Topic: Anthropology / Energy Reading Group
Time: December 6, 2024 14:00-15:30 CET (2:00-3:30 PM)


Discussant & Moderator: Mallory James

In a 2018 ethnography, Dana Powell presents “modalities of power” (17) that coexist and become evident in the Navajo/ Diné contestation over the proposed Desert Rock power station. Specifically, Powell portrays powers that go beyond what global analytics of “environmentalism” or “transition” would signify, specifically working through the “material-subterranean, cultural-political, knowledge-practices, and ethical-cosmological” modalities of power that coexist in Diné landscapes and became part of the contestation over the proposed electric power plant. The power plant was never built, but it would have operated in an export economy without direct infrastructural ties to local off-grid homes, and nevertheless would have had major economic and political ramifications for Indigenous sovereignty–ramifications and legacies which the contestation made evident to Powell and his interlocutors.  Desert Rock “had the power to produce politics: it articulated abiding concerns and generated shifts in contemporary debates over tribal sovereignty, development, expertise, and environmentalism itself” (3). Empirical material for this ethnography ranges widely, including both not limited to artistic production and accounts of public hearing sessions, as well as the experience of engaging with families and communities that have prior firsthand experience with other anthropologists as well as working in campaigns with different relationships with proposed energy infrastructure.
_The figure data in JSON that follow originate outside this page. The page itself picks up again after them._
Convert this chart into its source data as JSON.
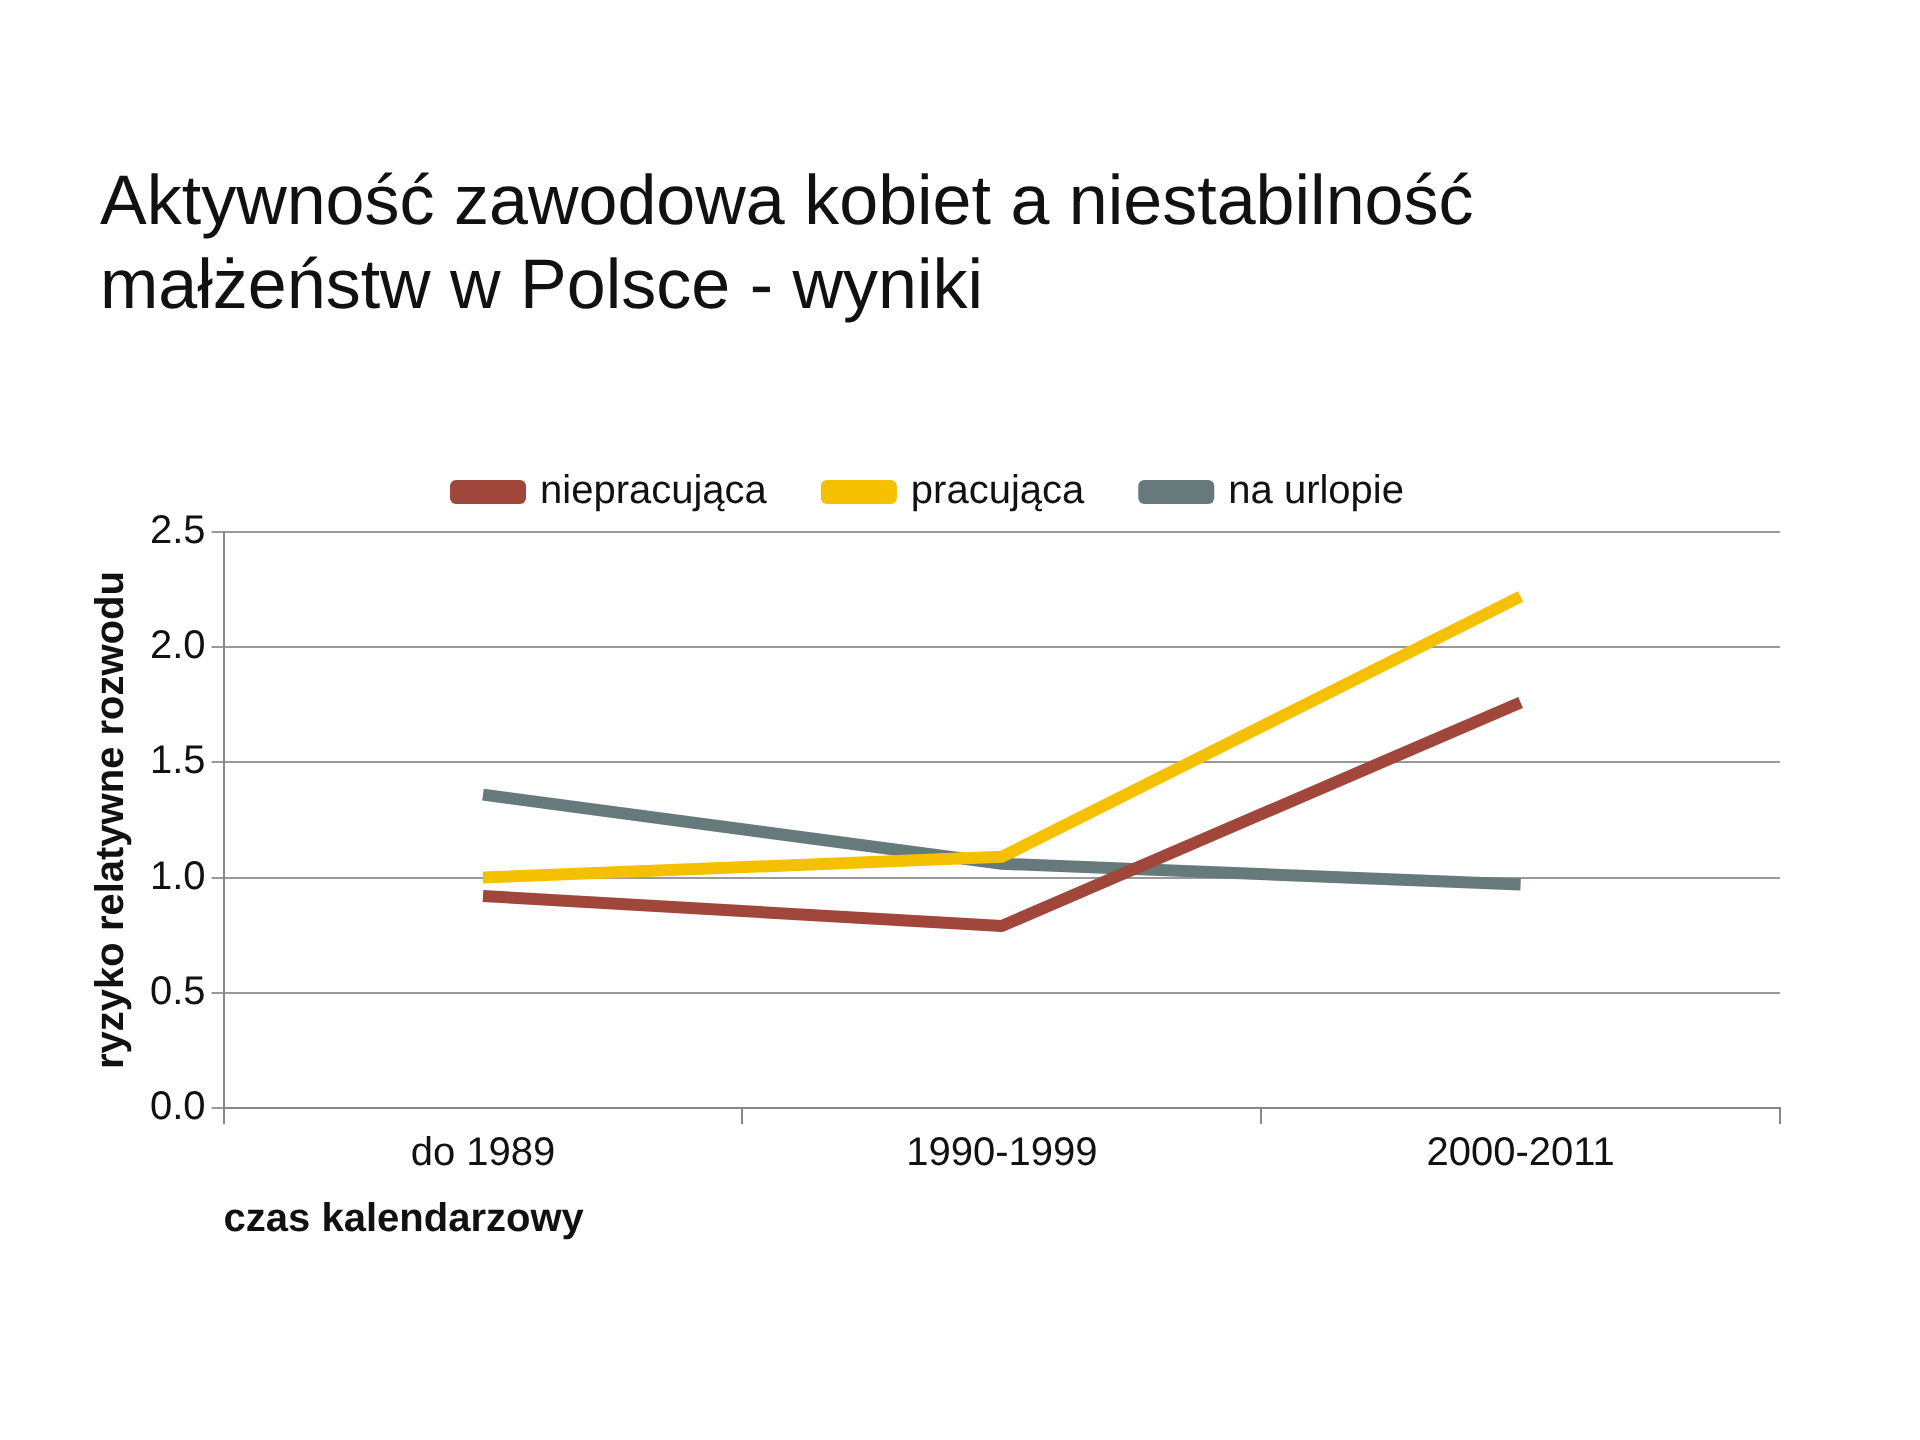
{
  "chart_data": {
    "type": "line",
    "title": "Aktywność zawodowa kobiet a niestabilność małżeństw w Polsce - wyniki",
    "xlabel": "czas kalendarzowy",
    "ylabel": "ryzyko relatywne rozwodu",
    "categories": [
      "do 1989",
      "1990-1999",
      "2000-2011"
    ],
    "series": [
      {
        "name": "niepracująca",
        "color": "#a0463a",
        "values": [
          0.92,
          0.79,
          1.76
        ]
      },
      {
        "name": "pracująca",
        "color": "#f5c000",
        "values": [
          1.0,
          1.09,
          2.22
        ]
      },
      {
        "name": "na urlopie",
        "color": "#66797b",
        "values": [
          1.36,
          1.06,
          0.97
        ]
      }
    ],
    "ylim": [
      0,
      2.5
    ],
    "yticks": [
      {
        "value": 0,
        "label": "0.0"
      },
      {
        "value": 0.5,
        "label": "0.5"
      },
      {
        "value": 1,
        "label": "1.0"
      },
      {
        "value": 1.5,
        "label": "1.5"
      },
      {
        "value": 2,
        "label": "2.0"
      },
      {
        "value": 2.5,
        "label": "2.5"
      }
    ],
    "grid": "y",
    "legend": "top",
    "marker": "none",
    "line_style": "solid"
  }
}
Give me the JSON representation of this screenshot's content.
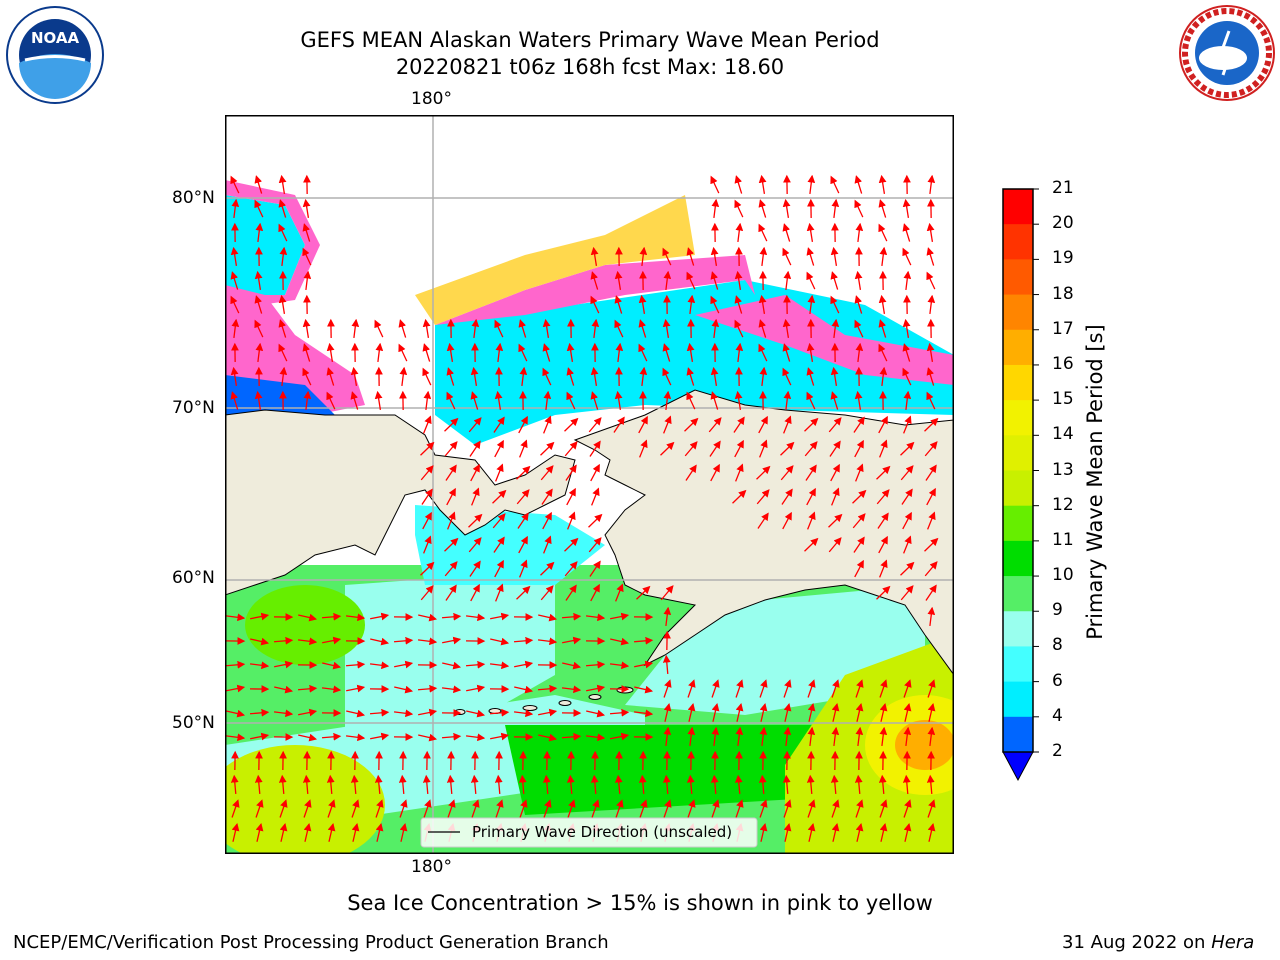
{
  "header": {
    "title_line1": "GEFS MEAN Alaskan Waters Primary Wave Mean Period",
    "title_line2": "20220821 t06z 168h fcst   Max: 18.60"
  },
  "logos": {
    "left": {
      "name": "noaa-logo",
      "text": "NOAA"
    },
    "right": {
      "name": "nws-logo",
      "text": "NATIONAL WEATHER SERVICE"
    }
  },
  "map": {
    "top_lon_label": "180°",
    "bottom_lon_label": "180°",
    "lat_labels": [
      "80°N",
      "70°N",
      "60°N",
      "50°N"
    ],
    "legend_text": "Primary Wave Direction (unscaled)",
    "colors": {
      "land": "#efecdc",
      "grid": "#b0b0b0",
      "arrow": "#ff0000",
      "ice_pink": "#ff66cc",
      "ice_yellow": "#ffd84d"
    }
  },
  "colorbar": {
    "label": "Primary Wave Mean Period [s]",
    "ticks": [
      "21",
      "20",
      "19",
      "18",
      "17",
      "16",
      "15",
      "14",
      "13",
      "12",
      "11",
      "10",
      "9",
      "8",
      "6",
      "4",
      "2"
    ],
    "colors": [
      "#ff0000",
      "#ff3300",
      "#ff5a00",
      "#ff8500",
      "#ffae00",
      "#ffd700",
      "#f2f200",
      "#e0f000",
      "#c8f000",
      "#66ee00",
      "#00dd00",
      "#55ee66",
      "#99ffee",
      "#44ffff",
      "#00eeff",
      "#0066ff"
    ],
    "extend_color": "#0000ff"
  },
  "footer": {
    "ice_note": "Sea Ice Concentration > 15% is shown in pink to yellow",
    "branch": "NCEP/EMC/Verification Post Processing Product Generation Branch",
    "date": "31 Aug 2022 on",
    "host": "Hera"
  }
}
Anthropologists interested in ethics, modernity, colonialism, and energy engineering will find much of interest here.  On 6 December our reading group will convene online to discuss Landscapes of Power: Politics of Energy in the Navajo Nation. As with previous book-length works, we suggest that attendees read the introduction, conclusion, and at least one internal chapter of the book that speaks to their interests. Attendance is open to all; and regular attendees share responsibilities for suggesting future readings and occasionally hosting, moderating, or presenting discussant comments at the beginning of specific meetings. This will be the last meeting for 2024.